Because of this, it amazes me when Johnson (my student) comes to me either telling me what he thinks, or asking questions. He has no basis, information-wise, to divide his opinion from the norm. Imagine a book that tells two sides of a debate, except each page reserved for the side that the Chinese government doesn't find convenient is blacked out completely. That's essentially how it goes. It's crazy to think that some of my students are looking at the black pages and going "I'd rather side with uncertainty than what's being said". They're tossing their away a government-generated "truth" in favour of a void.
This post was prompted from an email I received this morning, which contained: "Today I found a terrible fact: the Austrilians think that Taiwan is a country!! China has announced for lots of times that Taiwan is a part of China! Do you Canadians have that idea, too?" A bit of background: that teenage class was taken on by Jeff, an older Australian man, when I left. So clearly something is being discussed in class that has prompted Johnson to take whatever they were discussing as Australian gospel. (That's another thing... if I say "I think food in China is too spicy", that response would be tantamount to saying "Canadians think that food in China is too spicy".)
Ouch. How can I answer his question? 1) Prior to just looking it up (like, 5 minutes ago), I had no knowledge of Taiwan's history or political situation, and 2) is it right for me to give him the information I have available? He's asked an earnest question, and deserves an earnest answer. However... I worry that things I tell him could sow the seeds of further mistrust in him, and is that fair? Granted, China faces this problem now more than ever. Information restriction was quite easy before the Internet, but more importantly (and ironically) before English became a large part of their education. There aren't many Chinese newspapers outside of China, so 10-20 years ago what English media was saying wasn't a big concern because Chinese people (in China, obviously) couldn't read it anyway. Now that's changed, and I think China's heading towards a kind of information-based revolution. John (as in Zhuhai "John and Linda" John) believes that China is aimed right at a more traditional revolution. It's inevitable, he believes, given the hundreds of violent protests that occur every year... in China. (Not that you'd hear about them...)
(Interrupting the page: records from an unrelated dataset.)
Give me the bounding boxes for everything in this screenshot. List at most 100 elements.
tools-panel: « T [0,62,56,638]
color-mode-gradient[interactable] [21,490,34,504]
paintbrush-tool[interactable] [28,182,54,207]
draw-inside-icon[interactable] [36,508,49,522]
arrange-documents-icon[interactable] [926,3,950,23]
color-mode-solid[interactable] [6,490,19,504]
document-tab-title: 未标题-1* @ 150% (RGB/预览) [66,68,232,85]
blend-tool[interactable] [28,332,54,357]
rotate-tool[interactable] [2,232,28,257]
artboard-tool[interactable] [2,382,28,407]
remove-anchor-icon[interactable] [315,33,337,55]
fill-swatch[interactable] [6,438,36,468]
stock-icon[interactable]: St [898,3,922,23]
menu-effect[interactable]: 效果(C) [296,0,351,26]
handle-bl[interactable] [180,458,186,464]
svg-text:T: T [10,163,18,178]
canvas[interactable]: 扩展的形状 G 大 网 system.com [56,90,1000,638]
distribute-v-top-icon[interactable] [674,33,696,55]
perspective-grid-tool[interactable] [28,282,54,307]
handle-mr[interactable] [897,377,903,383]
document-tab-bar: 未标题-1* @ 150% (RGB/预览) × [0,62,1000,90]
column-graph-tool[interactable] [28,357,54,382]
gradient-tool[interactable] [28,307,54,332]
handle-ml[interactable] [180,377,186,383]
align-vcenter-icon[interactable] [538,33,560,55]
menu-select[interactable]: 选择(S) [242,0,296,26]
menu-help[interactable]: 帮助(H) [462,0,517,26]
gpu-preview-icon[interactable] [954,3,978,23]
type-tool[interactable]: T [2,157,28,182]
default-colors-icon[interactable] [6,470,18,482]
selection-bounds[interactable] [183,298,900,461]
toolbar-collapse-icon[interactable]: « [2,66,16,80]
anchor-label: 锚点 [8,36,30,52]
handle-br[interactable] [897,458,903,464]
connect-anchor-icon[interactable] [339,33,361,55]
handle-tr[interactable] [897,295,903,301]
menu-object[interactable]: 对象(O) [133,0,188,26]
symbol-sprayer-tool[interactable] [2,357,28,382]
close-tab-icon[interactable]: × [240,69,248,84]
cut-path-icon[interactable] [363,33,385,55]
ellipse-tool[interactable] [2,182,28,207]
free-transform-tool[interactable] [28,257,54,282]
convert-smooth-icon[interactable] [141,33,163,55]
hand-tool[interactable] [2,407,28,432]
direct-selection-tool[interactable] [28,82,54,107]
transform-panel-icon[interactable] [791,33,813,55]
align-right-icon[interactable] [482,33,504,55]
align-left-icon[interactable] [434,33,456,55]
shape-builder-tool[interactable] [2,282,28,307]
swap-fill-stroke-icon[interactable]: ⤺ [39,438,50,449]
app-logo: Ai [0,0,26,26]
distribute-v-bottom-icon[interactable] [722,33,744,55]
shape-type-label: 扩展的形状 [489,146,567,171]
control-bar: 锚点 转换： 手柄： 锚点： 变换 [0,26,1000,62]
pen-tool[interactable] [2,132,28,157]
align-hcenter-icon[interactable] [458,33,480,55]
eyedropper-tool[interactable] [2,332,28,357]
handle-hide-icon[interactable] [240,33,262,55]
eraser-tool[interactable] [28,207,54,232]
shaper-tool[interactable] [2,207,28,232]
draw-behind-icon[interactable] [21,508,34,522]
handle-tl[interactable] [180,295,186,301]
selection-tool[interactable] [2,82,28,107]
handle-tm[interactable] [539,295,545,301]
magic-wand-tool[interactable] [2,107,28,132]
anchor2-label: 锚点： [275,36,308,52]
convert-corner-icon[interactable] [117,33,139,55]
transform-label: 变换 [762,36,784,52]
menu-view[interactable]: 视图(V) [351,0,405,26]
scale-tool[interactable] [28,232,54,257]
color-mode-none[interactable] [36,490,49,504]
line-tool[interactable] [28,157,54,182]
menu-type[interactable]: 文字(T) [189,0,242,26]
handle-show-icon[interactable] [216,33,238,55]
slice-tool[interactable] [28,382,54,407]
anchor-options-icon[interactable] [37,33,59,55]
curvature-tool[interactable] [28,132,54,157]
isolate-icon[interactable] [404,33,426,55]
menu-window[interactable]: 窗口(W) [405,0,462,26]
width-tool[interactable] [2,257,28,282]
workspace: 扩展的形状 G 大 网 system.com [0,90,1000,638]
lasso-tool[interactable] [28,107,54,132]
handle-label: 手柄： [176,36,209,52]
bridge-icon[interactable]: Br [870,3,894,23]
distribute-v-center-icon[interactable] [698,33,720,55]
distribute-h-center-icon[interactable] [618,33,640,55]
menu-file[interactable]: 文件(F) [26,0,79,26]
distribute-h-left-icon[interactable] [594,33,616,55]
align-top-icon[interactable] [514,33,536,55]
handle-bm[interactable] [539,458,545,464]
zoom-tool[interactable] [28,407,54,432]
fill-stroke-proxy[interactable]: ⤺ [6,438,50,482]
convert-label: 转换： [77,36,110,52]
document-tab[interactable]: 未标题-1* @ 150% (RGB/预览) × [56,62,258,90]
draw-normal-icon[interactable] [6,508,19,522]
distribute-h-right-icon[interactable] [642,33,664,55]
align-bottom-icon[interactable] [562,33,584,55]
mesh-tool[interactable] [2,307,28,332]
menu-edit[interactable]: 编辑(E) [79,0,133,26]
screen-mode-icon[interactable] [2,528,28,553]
I have to say that I think he's right.
In the bit of research I did on Taiwan, I came to the conclusion that despite PRC (People's Republic of China) influence and its enormous shadow, it is a somewhat independent country. Nice strong conclusion, eh? They have democratic elections, and their own president. However... technically, the UN recognizes Taiwan as being a part of China, and there are anti-secession laws preventing its independence. Counter-however... Taiwan has its own military. A huge issue is the US' Taiwan Relations Act, and the fact it sells arms to Taiwan. (Who don't they sell to?) So... if Taiwan makes a move to officially become sovereign, China will react militarily... prompting a counter-counter-response from the US. ... but not from the UN, which does not intervene when it comes to border or land disputes. Anyway, they recognize Taiwan as being a state of China.
For a nice propaganda-soaked read, check this out. Scary, but very typical.
For a more middle-of-the-road look, I found this interesting.
In other news, I went to tai ji quan on Thursday. The teacher, for the summer, is doing it under the Sapper Bridge near Parliament Hill. It was great. Lots of discussion about philosophy, and learning about the Chen family style and lineages, as well as application and some resistance push-hands (tuishou).
And what - the - fuck. Hamas TV martyrs Palestinian mickey mouse. Time to add some chlorine to the global gene pool, methinks.